Deschamps et ses joueurs peuvent donc respirer après ce succès acquis dans la douleur et remercier une nouvelle fois leur capitaine et vedette, auteur de son septième but dans cette Coupe du monde, son 19e en phase finale, à une petite unité du record de Lionel Messi (20). L’attaquant du Real Madrid n’a pas tremblé au moment de s’élancer et cette 63e réalisation en 103 sélections vaut de l’or.
Les Bleus méconnaissables
Sous une chaleur étouffante (37°C), les Bleus n’ont pas été à la fête en cette journée de célébration des 250 ans de l’indépendance des États-Unis et ont eu bien du mal à emballer la partie. On a ainsi eu peine à reconnaître l’attaque flamboyante qui a enchanté la compétition avec une moyenne d’au moins trois buts par rencontre.

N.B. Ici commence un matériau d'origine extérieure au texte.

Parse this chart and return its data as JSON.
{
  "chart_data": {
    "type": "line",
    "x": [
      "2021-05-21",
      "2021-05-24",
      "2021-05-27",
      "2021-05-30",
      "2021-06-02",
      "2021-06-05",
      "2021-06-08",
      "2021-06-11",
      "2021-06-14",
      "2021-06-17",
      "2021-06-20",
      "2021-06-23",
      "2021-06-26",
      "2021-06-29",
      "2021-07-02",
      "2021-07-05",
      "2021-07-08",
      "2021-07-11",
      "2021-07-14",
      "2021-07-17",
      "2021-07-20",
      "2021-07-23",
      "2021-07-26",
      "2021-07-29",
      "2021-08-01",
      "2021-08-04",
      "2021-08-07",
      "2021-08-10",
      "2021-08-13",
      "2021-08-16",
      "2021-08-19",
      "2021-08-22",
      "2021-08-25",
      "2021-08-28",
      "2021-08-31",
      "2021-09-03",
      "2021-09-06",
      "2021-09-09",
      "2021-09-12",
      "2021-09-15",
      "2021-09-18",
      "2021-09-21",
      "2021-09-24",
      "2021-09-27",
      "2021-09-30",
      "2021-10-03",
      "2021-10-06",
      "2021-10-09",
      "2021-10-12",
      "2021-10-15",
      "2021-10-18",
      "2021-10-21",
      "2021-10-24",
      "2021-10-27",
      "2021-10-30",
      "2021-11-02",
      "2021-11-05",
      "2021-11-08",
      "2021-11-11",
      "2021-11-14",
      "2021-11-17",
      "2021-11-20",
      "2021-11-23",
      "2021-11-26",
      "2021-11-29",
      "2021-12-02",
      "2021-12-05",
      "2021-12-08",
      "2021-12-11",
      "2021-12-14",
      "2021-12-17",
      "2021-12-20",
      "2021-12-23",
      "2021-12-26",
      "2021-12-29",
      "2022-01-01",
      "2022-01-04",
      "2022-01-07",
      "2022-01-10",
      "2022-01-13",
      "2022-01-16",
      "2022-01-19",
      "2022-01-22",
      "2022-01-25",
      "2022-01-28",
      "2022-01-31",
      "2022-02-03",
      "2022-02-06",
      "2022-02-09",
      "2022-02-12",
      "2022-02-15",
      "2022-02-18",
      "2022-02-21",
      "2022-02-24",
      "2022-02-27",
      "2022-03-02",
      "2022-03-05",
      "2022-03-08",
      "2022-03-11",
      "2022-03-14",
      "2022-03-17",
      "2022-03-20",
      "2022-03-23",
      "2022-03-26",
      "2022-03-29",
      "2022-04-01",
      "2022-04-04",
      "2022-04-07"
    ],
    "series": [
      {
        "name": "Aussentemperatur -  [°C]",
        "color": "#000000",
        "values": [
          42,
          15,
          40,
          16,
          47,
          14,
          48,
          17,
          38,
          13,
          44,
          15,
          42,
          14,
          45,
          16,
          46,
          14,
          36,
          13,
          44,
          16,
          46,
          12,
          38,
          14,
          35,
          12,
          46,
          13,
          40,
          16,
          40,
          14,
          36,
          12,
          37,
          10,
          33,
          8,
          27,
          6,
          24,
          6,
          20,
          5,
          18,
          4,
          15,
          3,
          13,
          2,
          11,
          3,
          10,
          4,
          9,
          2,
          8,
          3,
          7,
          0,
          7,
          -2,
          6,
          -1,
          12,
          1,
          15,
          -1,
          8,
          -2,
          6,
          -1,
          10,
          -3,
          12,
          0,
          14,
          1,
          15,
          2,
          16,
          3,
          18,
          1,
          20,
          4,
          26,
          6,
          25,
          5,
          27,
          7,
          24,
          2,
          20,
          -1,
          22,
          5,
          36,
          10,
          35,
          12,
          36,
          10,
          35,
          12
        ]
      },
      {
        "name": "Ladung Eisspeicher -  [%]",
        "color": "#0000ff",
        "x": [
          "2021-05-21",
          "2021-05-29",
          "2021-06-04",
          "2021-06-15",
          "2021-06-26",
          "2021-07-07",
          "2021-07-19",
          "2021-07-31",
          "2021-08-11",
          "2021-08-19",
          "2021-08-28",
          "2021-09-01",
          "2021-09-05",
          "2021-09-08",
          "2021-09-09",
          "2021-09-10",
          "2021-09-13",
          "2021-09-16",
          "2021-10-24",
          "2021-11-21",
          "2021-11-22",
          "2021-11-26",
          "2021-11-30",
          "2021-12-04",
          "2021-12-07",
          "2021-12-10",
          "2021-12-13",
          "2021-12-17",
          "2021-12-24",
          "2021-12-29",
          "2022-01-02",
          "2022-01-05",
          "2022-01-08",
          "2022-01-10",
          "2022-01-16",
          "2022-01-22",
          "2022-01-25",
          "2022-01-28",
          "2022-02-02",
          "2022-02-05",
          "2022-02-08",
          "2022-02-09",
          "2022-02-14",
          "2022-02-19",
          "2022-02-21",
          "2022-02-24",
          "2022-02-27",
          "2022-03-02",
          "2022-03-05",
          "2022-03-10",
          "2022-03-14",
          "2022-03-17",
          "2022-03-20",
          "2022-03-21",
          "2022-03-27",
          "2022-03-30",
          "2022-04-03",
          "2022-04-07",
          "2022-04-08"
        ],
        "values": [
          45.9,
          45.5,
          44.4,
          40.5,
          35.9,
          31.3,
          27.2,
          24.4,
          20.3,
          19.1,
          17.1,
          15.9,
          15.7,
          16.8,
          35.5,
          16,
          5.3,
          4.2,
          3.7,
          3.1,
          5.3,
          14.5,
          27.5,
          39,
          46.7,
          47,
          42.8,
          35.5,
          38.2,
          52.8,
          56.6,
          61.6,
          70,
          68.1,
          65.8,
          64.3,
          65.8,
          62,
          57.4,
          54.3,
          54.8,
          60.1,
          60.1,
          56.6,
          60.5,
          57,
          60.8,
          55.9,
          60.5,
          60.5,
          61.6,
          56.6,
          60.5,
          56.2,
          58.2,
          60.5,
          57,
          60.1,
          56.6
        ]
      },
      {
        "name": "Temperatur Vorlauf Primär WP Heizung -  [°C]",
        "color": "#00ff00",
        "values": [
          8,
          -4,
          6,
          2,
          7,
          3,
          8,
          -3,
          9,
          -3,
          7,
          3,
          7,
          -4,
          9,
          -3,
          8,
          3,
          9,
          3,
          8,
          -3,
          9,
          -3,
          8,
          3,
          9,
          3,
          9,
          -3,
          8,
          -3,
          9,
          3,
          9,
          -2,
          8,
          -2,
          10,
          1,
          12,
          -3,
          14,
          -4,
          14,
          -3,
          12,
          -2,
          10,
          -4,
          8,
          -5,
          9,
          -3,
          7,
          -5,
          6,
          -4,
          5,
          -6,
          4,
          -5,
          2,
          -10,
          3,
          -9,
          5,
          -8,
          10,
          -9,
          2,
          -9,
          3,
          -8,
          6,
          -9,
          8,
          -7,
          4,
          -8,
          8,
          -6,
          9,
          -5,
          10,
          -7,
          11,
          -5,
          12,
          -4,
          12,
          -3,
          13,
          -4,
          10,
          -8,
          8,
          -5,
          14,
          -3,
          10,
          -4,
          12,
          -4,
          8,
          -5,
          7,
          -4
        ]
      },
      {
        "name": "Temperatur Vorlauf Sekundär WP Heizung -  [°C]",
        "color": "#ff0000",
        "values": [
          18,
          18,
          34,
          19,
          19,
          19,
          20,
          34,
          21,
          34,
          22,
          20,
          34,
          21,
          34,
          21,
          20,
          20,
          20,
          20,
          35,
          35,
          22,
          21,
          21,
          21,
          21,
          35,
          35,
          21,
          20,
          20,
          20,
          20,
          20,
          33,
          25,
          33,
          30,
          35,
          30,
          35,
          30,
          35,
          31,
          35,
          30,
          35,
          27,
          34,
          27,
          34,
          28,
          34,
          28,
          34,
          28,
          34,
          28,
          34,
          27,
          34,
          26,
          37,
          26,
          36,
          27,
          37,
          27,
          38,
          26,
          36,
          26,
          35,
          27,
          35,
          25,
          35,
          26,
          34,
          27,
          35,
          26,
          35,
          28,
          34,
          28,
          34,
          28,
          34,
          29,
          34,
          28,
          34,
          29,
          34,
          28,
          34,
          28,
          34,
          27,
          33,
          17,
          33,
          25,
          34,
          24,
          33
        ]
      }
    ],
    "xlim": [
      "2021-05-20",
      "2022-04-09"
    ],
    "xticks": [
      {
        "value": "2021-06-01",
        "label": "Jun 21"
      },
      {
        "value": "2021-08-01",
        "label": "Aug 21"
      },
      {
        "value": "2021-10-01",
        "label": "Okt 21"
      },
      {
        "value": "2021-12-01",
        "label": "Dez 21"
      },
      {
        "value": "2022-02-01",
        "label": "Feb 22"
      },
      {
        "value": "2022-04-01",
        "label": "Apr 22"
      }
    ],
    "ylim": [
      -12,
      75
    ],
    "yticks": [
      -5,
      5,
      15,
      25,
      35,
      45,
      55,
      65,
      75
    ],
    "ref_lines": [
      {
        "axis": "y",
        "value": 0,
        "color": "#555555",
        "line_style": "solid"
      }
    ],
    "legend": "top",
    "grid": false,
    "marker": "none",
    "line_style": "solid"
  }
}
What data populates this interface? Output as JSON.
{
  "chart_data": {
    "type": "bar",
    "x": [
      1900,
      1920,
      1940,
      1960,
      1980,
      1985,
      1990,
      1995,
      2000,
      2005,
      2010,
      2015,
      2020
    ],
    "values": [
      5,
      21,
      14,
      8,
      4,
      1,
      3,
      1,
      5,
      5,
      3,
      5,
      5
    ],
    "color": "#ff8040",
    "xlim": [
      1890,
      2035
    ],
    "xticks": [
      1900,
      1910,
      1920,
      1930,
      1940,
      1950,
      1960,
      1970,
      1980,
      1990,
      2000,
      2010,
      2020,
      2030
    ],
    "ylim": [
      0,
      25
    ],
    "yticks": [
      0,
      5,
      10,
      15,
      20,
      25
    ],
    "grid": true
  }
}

L’équipe de France a été méconnaissable, incapable de se créer des occasions dignes de ce nom face à de très faibles Paraguayens, malgré une possession de balle et une domination de tous les instants.
Il fallait en faire largement plus pour bousculer une défense très regroupée et déstabiliser des joueurs rompus au combat et bien décidés à employer tous les moyens, même les moins licites, pour s’imposer, comme ils avaient si bien su le faire pour se débarrasser des Allemands en seizième de finale au bout de la séance des tirs au but.
Petites fautes, gain de temps : les Paraguayens ont usé de tous les ressorts à leur disposition pour pourrir le match et sauvegarder leurs chances contre l’ogre de cette Coupe du monde.
La canicule qui sévit sur la moitié est des États-Unis a sans doute nivelé les valeurs et empêché les Bleus de se montrer percutants et de mettre de la vitesse dans leur jeu.
Frayeurs et souffrance
Mbappé, monstrueux jusqu’à là, a été quasiment absent des débats, à part sur son penalty, et n’a pas eu grand-chose à se mettre sous la dent, ratant une tentative de la tête en première demie. Puis, il a très mal négocié un long dégagement en profondeur de Mike Maignan et de se buter sur Orlando Gill, le gardien paraguayen, sur un tir enroulé, puis sur deux frappes à bout portant dans les arrêts de jeu.
Ses deux compères Michael Olise et Ousmane Dembélé ont été plus actifs, mais avec un déchet inhabituel. Olise, qui avait illuminé la Coupe du monde par sa science de la passe, n’a jamais trouvé l’ouverture pour placer les attaquants dans de bonnes conditions, perdant quelques ballons chauds, à l’instar de Dembélé.
Les menaces françaises sont donc venues essentiellement de loin.
Après avoir illuminé le monde, la France s’est donc fait des frayeurs et s’est qualifiée dans la souffrance. Une panoplie de plus dans son arsenal qui pourra lui servir pour la suite, sans doute dès le quart de finale contre le Maroc.